Hongli Wu

Glutaredoxin 2 knockout increases sensitivity to oxidative stress in mouse lens epithelial cells

Glutaredoxin belongs to the oxidoreductase family, with cytosolic glutaredoxin 1 (Grx1) and mitochondrial glutaredoxin 2 (Grx2) isoforms. Of the two isozymes, the function of Grx2 is not well understood. This paper describes the effects of Grx2 deletion on cellular function using primary lens epithelial cell cultures isolated from Grx2 gene knockout (KO) and wild-type (WT) mice. We found that both cell types showed similar growth patterns and morphology and comparable mitochondrial glutathione pool and complex I activity. Cells with deleted Grx2 did not show affected Grx1 or thioredoxin expression but exhibited high sensitivity to oxidative stress. Under treatment with H(2)O(2), the KO cells showed less viability, higher membrane leakage, enhanced ATP loss and complex I inactivation, and weakened ability to detoxify H(2)O(2) in comparison with the WT cells. The KO cells had higher glutathionylation in the mitochondrial proteins, particularly the 75-kDa subunit of complex I. Recombinant Grx2 deglutathionylated complex I and restored most of its activity. We conclude that Grx2 has a function that protects cells against H(2)O(2)-induced injury via its peroxidase and dethiolase activities; particularly, Grx2 prevents complex I inactivation and preserves mitochondrial function.

Glutaredoxin 2 prevents H2O2-induced cell apoptosis by protecting complex I activity in the mitochondria☆

Glutaredoxin 2 (Grx2) belongs to the oxidoreductase family and is an isozyme of glutaredoxin 1 (Grx1) present in the mitochondria, however its function is not well understood. The purpose of this study is to evaluate the potential anti-apoptotic function of Grx2 by examining its ability to protect complex I in the mitochondrial electron transport system using human lens epithelial cells as a model. We found that cells treated with 200muM hydrogen peroxide (H(2)O(2)) for 24h exhibited decreased viability and became apoptotic with corresponding Bax up-regulation, Bcl-2 down-regulation, caspase 3 activation and mitochondrial cytochrome c leakage. Grx2 over-expression (OE) could protect cells against H(2)O(2)-induced damage while Grx2 knockdown (KD) showed the opposite effect. Under the same conditions, H(2)O(2) treatment caused 50% inactivation of complex I activity in control cells (vector only), 75% in Grx2 KD cells but only 20% in Grx2 OE cells. Furthermore, the inactivated complex I in the H(2)O(2)-treated cells could be protected mostly by importing the purified nascent Grx2 protein, but not the Grx2 protein mutated at the active site with C70S, or C73S, or with C70S plus C73S. Immunoprecipitation study also revealed that Grx2 co-precipitated with complex I, but not complex II, in the mitochondrial lysate. Thus, the mechanism of Grx2 protection against H(2)O(2)-induced apoptosis is likely associated with its ability to preserve complex I.

Overexpression of thioredoxin-binding protein 2 increases oxidation sensitivity and apoptosis in human lens epithelial cells.

Thioredoxin (Trx) is an important redox regulator with cytosolic Trx1 and mitochondrial Trx2 isozymes. Trx has multiple physiological functions in cells and its bioavailability is negatively controlled through active-site binding to a specific thioredoxin-binding protein (TBP-2). This paper describes the delicate balance between TBP-2 and Trx and the effect of overexpression of TBP-2 in human lens epithelial cells. Cells overexpressing TBP-2 (TBP-2 OE) showed a sevenfold increase in TBP-2 and a nearly 40% suppression of Trx activity but no change in Trx expression.
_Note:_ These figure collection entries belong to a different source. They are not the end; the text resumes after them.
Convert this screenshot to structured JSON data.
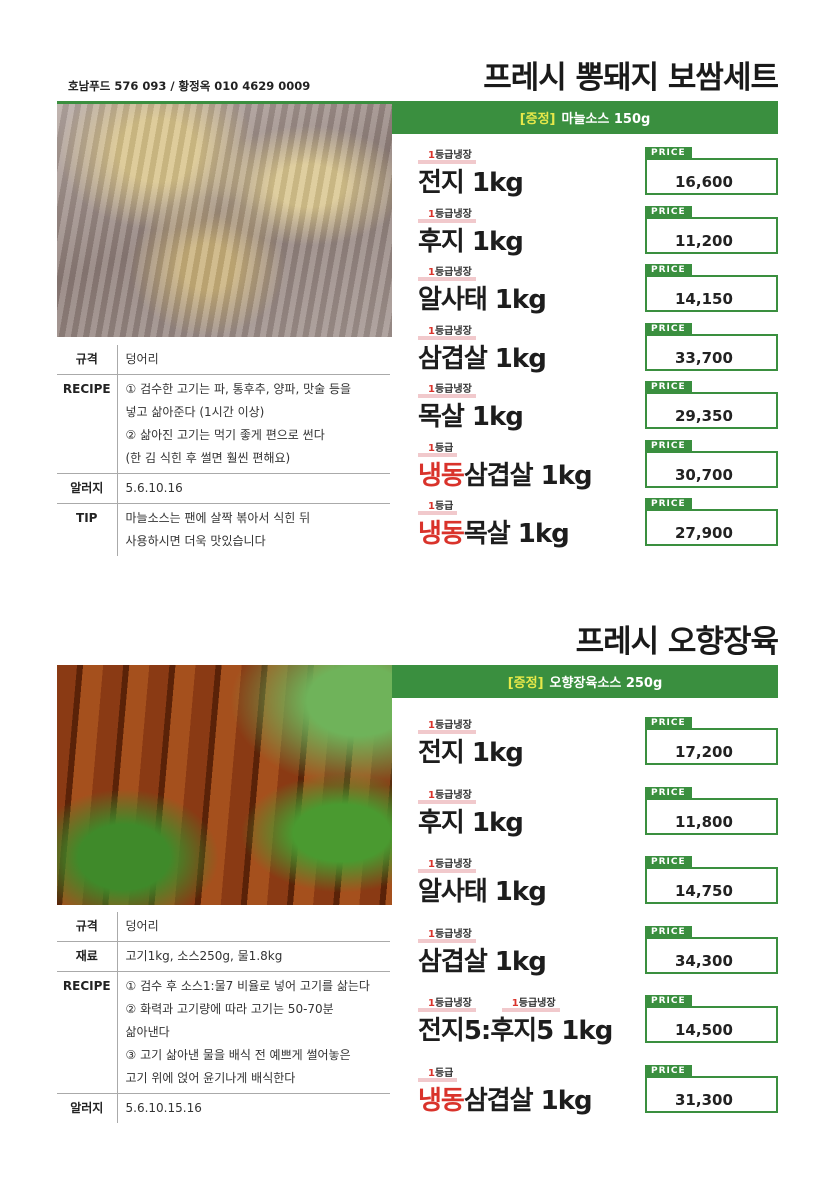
{
  "contact": "호남푸드 576 093 / 황정옥 010 4629 0009",
  "price_label": "PRICE",
  "sections": [
    {
      "title": "프레시 뽕돼지 보쌈세트",
      "gift_label": "[증정]",
      "gift": "마늘소스 150g",
      "items": [
        {
          "tags": [
            {
              "num": "1",
              "text": "등급냉장"
            }
          ],
          "prefix": "",
          "name": "전지 1kg",
          "price": "16,600"
        },
        {
          "tags": [
            {
              "num": "1",
              "text": "등급냉장"
            }
          ],
          "prefix": "",
          "name": "후지 1kg",
          "price": "11,200"
        },
        {
          "tags": [
            {
              "num": "1",
              "text": "등급냉장"
            }
          ],
          "prefix": "",
          "name": "알사태 1kg",
          "price": "14,150"
        },
        {
          "tags": [
            {
              "num": "1",
              "text": "등급냉장"
            }
          ],
          "prefix": "",
          "name": "삼겹살 1kg",
          "price": "33,700"
        },
        {
          "tags": [
            {
              "num": "1",
              "text": "등급냉장"
            }
          ],
          "prefix": "",
          "name": "목살 1kg",
          "price": "29,350"
        },
        {
          "tags": [
            {
              "num": "1",
              "text": "등급"
            }
          ],
          "prefix": "냉동",
          "name": "삼겹살 1kg",
          "price": "30,700"
        },
        {
          "tags": [
            {
              "num": "1",
              "text": "등급"
            }
          ],
          "prefix": "냉동",
          "name": "목살 1kg",
          "price": "27,900"
        }
      ],
      "spec": [
        {
          "key": "규격",
          "lines": [
            "덩어리"
          ]
        },
        {
          "key": "RECIPE",
          "lines": [
            "① 검수한 고기는 파, 통후추, 양파, 맛술 등을",
            "넣고 삶아준다 (1시간 이상)",
            "② 삶아진 고기는 먹기 좋게 편으로 썬다",
            "(한 김 식힌 후 썰면 훨씬 편해요)"
          ]
        },
        {
          "key": "알러지",
          "lines": [
            "5.6.10.16"
          ]
        },
        {
          "key": "TIP",
          "lines": [
            "마늘소스는 팬에 살짝 볶아서 식힌 뒤",
            "사용하시면 더욱 맛있습니다"
          ]
        }
      ]
    },
    {
      "title": "프레시 오향장육",
      "gift_label": "[증정]",
      "gift": "오향장육소스 250g",
      "items": [
        {
          "tags": [
            {
              "num": "1",
              "text": "등급냉장"
            }
          ],
          "prefix": "",
          "name": "전지 1kg",
          "price": "17,200"
        },
        {
          "tags": [
            {
              "num": "1",
              "text": "등급냉장"
            }
          ],
          "prefix": "",
          "name": "후지 1kg",
          "price": "11,800"
        },
        {
          "tags": [
            {
              "num": "1",
              "text": "등급냉장"
            }
          ],
          "prefix": "",
          "name": "알사태 1kg",
          "price": "14,750"
        },
        {
          "tags": [
            {
              "num": "1",
              "text": "등급냉장"
            }
          ],
          "prefix": "",
          "name": "삼겹살 1kg",
          "price": "34,300"
        },
        {
          "tags": [
            {
              "num": "1",
              "text": "등급냉장"
            },
            {
              "num": "1",
              "text": "등급냉장"
            }
          ],
          "prefix": "",
          "name": "전지5:후지5 1kg",
          "price": "14,500"
        },
        {
          "tags": [
            {
              "num": "1",
              "text": "등급"
            }
          ],
          "prefix": "냉동",
          "name": "삼겹살 1kg",
          "price": "31,300"
        }
      ],
      "spec": [
        {
          "key": "규격",
          "lines": [
            "덩어리"
          ]
        },
        {
          "key": "재료",
          "lines": [
            "고기1kg, 소스250g, 물1.8kg"
          ]
        },
        {
          "key": "RECIPE",
          "lines": [
            "① 검수 후 소스1:물7 비율로 넣어 고기를 삶는다",
            "② 화력과 고기량에 따라 고기는 50-70분",
            "삶아낸다",
            "③ 고기 삶아낸 물을 배식 전 예쁘게 썰어놓은",
            "고기 위에 얹어 윤기나게 배식한다"
          ]
        },
        {
          "key": "알러지",
          "lines": [
            "5.6.10.15.16"
          ]
        }
      ]
    }
  ]
}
The TBP-2 OE cells grew slower and their population decreased to 30% by day 7. Cell cycle analysis showed that TBP-2 OE cells arrested at the G2/M stage and that they displayed low expression of the cell cycle elements P-cdc2(Y15), cdc2, cdc25A, and cdc25C. Furthermore, TBP-2 OE cells were more sensitive to oxidation. Under H2O2 (200μM, 24h) treatment, these cells lost 80% viability and became highly apoptotic. Brief oxidative stress (200μM, 30min) to TBP-2 OE cells disrupted the Trx antiapoptotic function by dissociating the cytosolic and mitochondrial Trx-ASK binding complexes. The same H2O2-treated cells also showed activated ASK (P-ASK), increased Bax, lowered Bcl-2, cytochrome c release, and elevated caspase 3/7 activity. We conclude from these studies that high cellular levels of TBP-2 can potentially suppress Trx bioavailability and increase oxidation sensitivity. Overexpression of TBP-2 also causes slow growth by mitotic arrest and apoptosis by activating the ASK death pathway.